11/11/2012
Una scena del film "Il sole dentro".
Paolo Bianchini aveva in mente da almeno dieci anni una storia che denunciasse il triste fenomeno del mercasto dei baby-calciatori. «Ho cominciato a pensarci mentre mi trovavo in Congo per girare uno spot. Allora, venni a conoscenza del problema dopo avere saputo che un ragazzino era stato prelevato da una scuola-calcio locale da qualche sedicente procuratore ed era sparito. Così, cominciai a fare ricerche sul fenomeno, attraverso l'Unicef».
La tratta dei piccoli calciatori è un fenomeno molto diffuso: sedicenti procuratori europei arrivano nei Paesi più poveri, soprattutto in Africa, blandiscono le famiglie dei ragazzini che giocano a calcio a fronte di un po' di denaro e della promessa che questi bambini diventeranno in qualche Paese europeo dei calciatori professionisti. Li portano qua e poi, se si accorgono che un ragazzino in realtà non ha un talento spiccato, oppure deve smettere di giocare per un infortunio, lo abbandonano di punto di in bianco, lasciandolo per la strada, senza soldi, senza punti di riferimento, senza la sua famiglia, dalla quale probilmente non riuscirà a tornare perché non conosce il nome esatto del villaggio da cui proviene.
«Il sole dentro non esagera, fotografa la situazione reale», commenta Barbara Benedetti, segretaria nazionale del settore giovanile e scolastico della Figc (Federazione italiana giuoco calcio).
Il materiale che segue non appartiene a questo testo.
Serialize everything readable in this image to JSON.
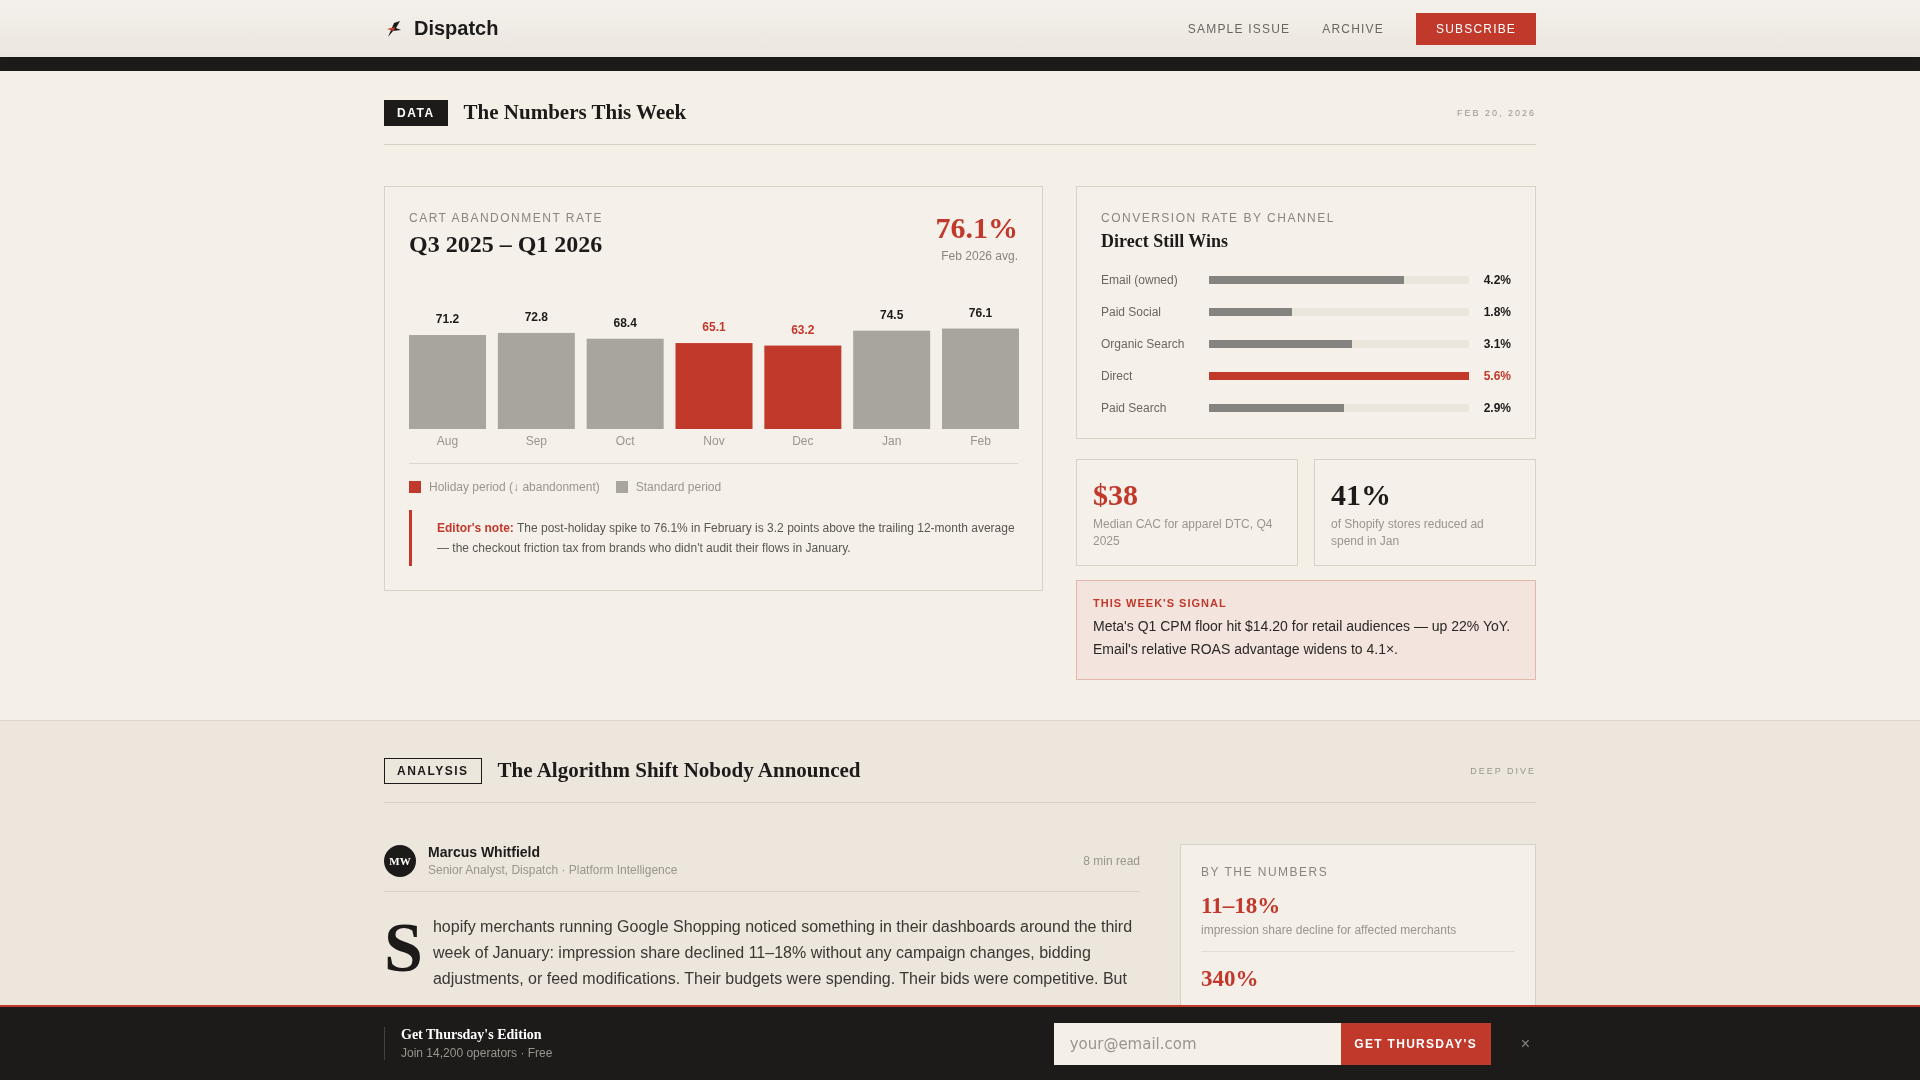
{
  "header": {
    "brand": "Dispatch",
    "nav": [
      "SAMPLE ISSUE",
      "ARCHIVE"
    ],
    "subscribe": "SUBSCRIBE"
  },
  "data_section": {
    "tag": "DATA",
    "title": "The Numbers This Week",
    "date": "FEB 20, 2026",
    "abandonment": {
      "label": "CART ABANDONMENT RATE",
      "title": "Q3 2025 – Q1 2026",
      "headline": "76.1%",
      "headline_caption": "Feb 2026 avg.",
      "chart_data": {
        "type": "bar",
        "categories": [
          "Aug",
          "Sep",
          "Oct",
          "Nov",
          "Dec",
          "Jan",
          "Feb"
        ],
        "stacked": true,
        "data_labels": true,
        "series": [
          {
            "name": "Holiday period (↓ abandonment)",
            "color": "#c0392b",
            "values": [
              null,
              null,
              null,
              65.1,
              63.2,
              null,
              null
            ]
          },
          {
            "name": "Standard period",
            "color": "#a8a49e",
            "values": [
              71.2,
              72.8,
              68.4,
              null,
              null,
              74.5,
              76.1
            ]
          }
        ]
      },
      "note_label": "Editor's note:",
      "note": "The post-holiday spike to 76.1% in February is 3.2 points above the trailing 12-month average — the checkout friction tax from brands who didn't audit their flows in January."
    },
    "conversion": {
      "label": "CONVERSION RATE BY CHANNEL",
      "title": "Direct Still Wins",
      "channels": [
        {
          "name": "Email (owned)",
          "level": 0.75,
          "reading": "4.2%",
          "highlighted": false
        },
        {
          "name": "Paid Social",
          "level": 0.32,
          "reading": "1.8%",
          "highlighted": false
        },
        {
          "name": "Organic Search",
          "level": 0.55,
          "reading": "3.1%",
          "highlighted": false
        },
        {
          "name": "Direct",
          "level": 1,
          "reading": "5.6%",
          "highlighted": true
        },
        {
          "name": "Paid Search",
          "level": 0.52,
          "reading": "2.9%",
          "highlighted": false
        }
      ]
    },
    "stats": [
      {
        "value": "$38",
        "caption": "Median CAC for apparel DTC, Q4 2025",
        "highlighted": true
      },
      {
        "value": "41%",
        "caption": "of Shopify stores reduced ad spend in Jan",
        "highlighted": false
      }
    ],
    "signal": {
      "title": "THIS WEEK'S SIGNAL",
      "text": "Meta's Q1 CPM floor hit $14.20 for retail audiences — up 22% YoY. Email's relative ROAS advantage widens to 4.1×."
    }
  },
  "analysis_section": {
    "tag": "ANALYSIS",
    "title": "The Algorithm Shift Nobody Announced",
    "kicker": "DEEP DIVE",
    "author": {
      "initials": "MW",
      "name": "Marcus Whitfield",
      "role": "Senior Analyst, Dispatch · Platform Intelligence",
      "read_time": "8 min read"
    },
    "drop_cap": "S",
    "body": "hopify merchants running Google Shopping noticed something in their dashboards around the third week of January: impression share declined 11–18% without any campaign changes, bidding adjustments, or feed modifications. Their budgets were spending. Their bids were competitive. But",
    "sidebar": {
      "title": "BY THE NUMBERS",
      "stats": [
        {
          "value": "11–18%",
          "caption": "impression share decline for affected merchants"
        },
        {
          "value": "340%"
        }
      ]
    }
  },
  "signup_bar": {
    "title": "Get Thursday's Edition",
    "subtitle": "Join 14,200 operators · Free",
    "placeholder": "your@email.com",
    "button": "GET THURSDAY'S",
    "close": "×"
  }
}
Il fenomeno è molto diffuso anche in Italia, ed è difficile monitorarlo. Negli ultimi anni le cose sono migliorate grazie alla regolamentazione che pone dei paletti: adesso i trasferimenti internazionali dei calciatori sono possibili solo al compimento dei 18 anni. Ma il problema rimane vasto e radicato. L'età, poi dei ragazzini si è abbassata: come spiega la Benedetti, oggi ci si trova di fronte a casi di baby-calciatori anche di appena 7 anni. E poi, non solo provenienti dall'Africa. La tratta, infatti, avviene anche fra una regione italiana e l'altra.
Il traffico dei bambini calciatori pone un serissimo problema socio-educativo: una volta trasferiti, infatti, bisogna capire se questi ragazzini vanno a scuola, se sono seguiti, accuditi, controllati. «Il pallone, di per sé, è uno sport altamente educativo», aggiunge la Bendetti. «Ma cosa ne sarà di un bambino illuso, sfruttato poi abbandonato? Probabilmente diventerà uno sportivo fallito, emarginato, violento e pieno di rancore».